Per farvi capire le proporzioni di questo avvenimento, basti dire che il primo numero di MRR e' uscito nel 1982; che nei 37 anni di servizio la fanzine e' sempre stata gestita da un collettivo di volontari, prima capitanato dal fondatore Tim Yohannan, poi, dalla sua morte avvenuta nel 1998, da coordinatori selezionati dal nucleo interno di collaboratori; che l'ufficio di San Francisco, il mitico MRR Compound, oltre al coordinatore e i collaboratori (i cosiddetti shitworkers) ospita anche una delle collezioni punk piu' complete e impressionanti del mondo (oltre 50mila dischi); che la rete di distribuzione e di collaboratori della fanzine si estende su ogni continente abitato, dalle Filippine alla Scandinavia, dalla Siberia al Sudamerica; che non esiste una redazione, ma i punk di tutto il mondo hanno la possibilita' di contribuire alla pari alla rivista, scrivendo articoli, interviste, report.

Ma a cosa serve una fanzine cartacea, e cosa intendevo un paio di paragrafi piu' sopra dicendo che il mondo sotterraneo e quello mainstream si sono contaminati sempre di piu'? Il discorso e' questo. Quando a fine anni Settanta il movimento DIY e' emerso dagli scantinati il panorama musicale era completamente diverso: il movimento punk aveva portato sulle scene una musica, un'estetica e un linguaggio che erano per la prima volta completamente incompatibili con il circuito mainstream. Certo, Sex Pistols, Clash, Ramones, Blondie e compagnia erano su etichette major e riempivano le pagine della stampa giovanile, ma il messaggio di disprezzo, provocazione, anarchia e anticapitalismo che portavano avanti veniva preso mortalmente sul serio dal loro pubblico, come solo degli adolescenti nel pieno di una crisi economica e di valori possono fare. E' cosi' che le fanzine (contrazione di fan-magazine, una rivista creata da appassionati, non professionisti e senza scopo di lucro, di solito un bollettino che arrivava periodicamente agli iscritti al fan club di un determinato artista) si sono trasformate in una vera e propria forza controculturale: improvvisamente c'era un sottobosco di band che non volevano avere nulla a che fare con la stampa, le classifiche o Top Of The Pops, ma creare un universo parallelo in cui tutti sono protagonisti, in cui ognuno puo' contribuire a una fetta di cultura, in cui la competizione e' sostituita dalla mutua assistenza.

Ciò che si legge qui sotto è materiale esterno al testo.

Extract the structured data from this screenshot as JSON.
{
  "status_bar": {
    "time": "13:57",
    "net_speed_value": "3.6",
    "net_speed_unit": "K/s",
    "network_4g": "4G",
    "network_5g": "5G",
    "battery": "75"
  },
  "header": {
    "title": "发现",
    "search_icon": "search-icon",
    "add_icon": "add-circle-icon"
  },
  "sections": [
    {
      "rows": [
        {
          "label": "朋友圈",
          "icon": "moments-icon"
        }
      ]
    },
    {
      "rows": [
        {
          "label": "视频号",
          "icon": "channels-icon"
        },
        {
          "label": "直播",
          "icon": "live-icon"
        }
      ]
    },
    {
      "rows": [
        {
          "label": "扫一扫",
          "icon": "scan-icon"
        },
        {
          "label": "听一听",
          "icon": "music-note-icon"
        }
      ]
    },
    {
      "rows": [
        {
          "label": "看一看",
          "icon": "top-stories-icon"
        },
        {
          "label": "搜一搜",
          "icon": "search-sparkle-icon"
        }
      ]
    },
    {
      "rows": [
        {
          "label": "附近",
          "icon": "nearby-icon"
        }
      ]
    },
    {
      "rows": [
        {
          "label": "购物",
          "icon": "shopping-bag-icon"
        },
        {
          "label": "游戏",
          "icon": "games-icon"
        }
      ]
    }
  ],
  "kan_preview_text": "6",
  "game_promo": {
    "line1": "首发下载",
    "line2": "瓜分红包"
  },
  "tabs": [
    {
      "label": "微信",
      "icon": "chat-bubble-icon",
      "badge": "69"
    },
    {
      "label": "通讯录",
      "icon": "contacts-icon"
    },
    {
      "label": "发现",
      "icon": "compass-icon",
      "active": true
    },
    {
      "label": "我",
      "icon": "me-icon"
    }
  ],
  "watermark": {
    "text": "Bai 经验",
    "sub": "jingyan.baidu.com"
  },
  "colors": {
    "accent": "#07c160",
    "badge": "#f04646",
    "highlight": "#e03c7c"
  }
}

In parole povere: l'anglosassone obscurity (l'anonimato, riferito ai "non iniziati") non e' un ostacolo da superare sulla strada per il successo. E' un baluardo di indipendenza che garantisce di avere a che fare con una industria musicale autogestita da pubblico e artisti (anzi, senza artisti) con cui si condividono valori, identita' artistica e posizione politica; se io non ho potere su di te e tu non hai potere su di me, saremo entrambi liberi di esprimerci come preferiamo. Per questo Maximum Rocknroll ha sempre insistito su questo punto: non ti piace quello che stai leggendo? Scrivilo tu! Ed e' proprio cosi' che e' sempre andata. E cosi' non ha senso parlare, come succede spesso, di elitarismo della scena punk. Non e' un'elite, ma una galassia sotterranea con regole tutte sue.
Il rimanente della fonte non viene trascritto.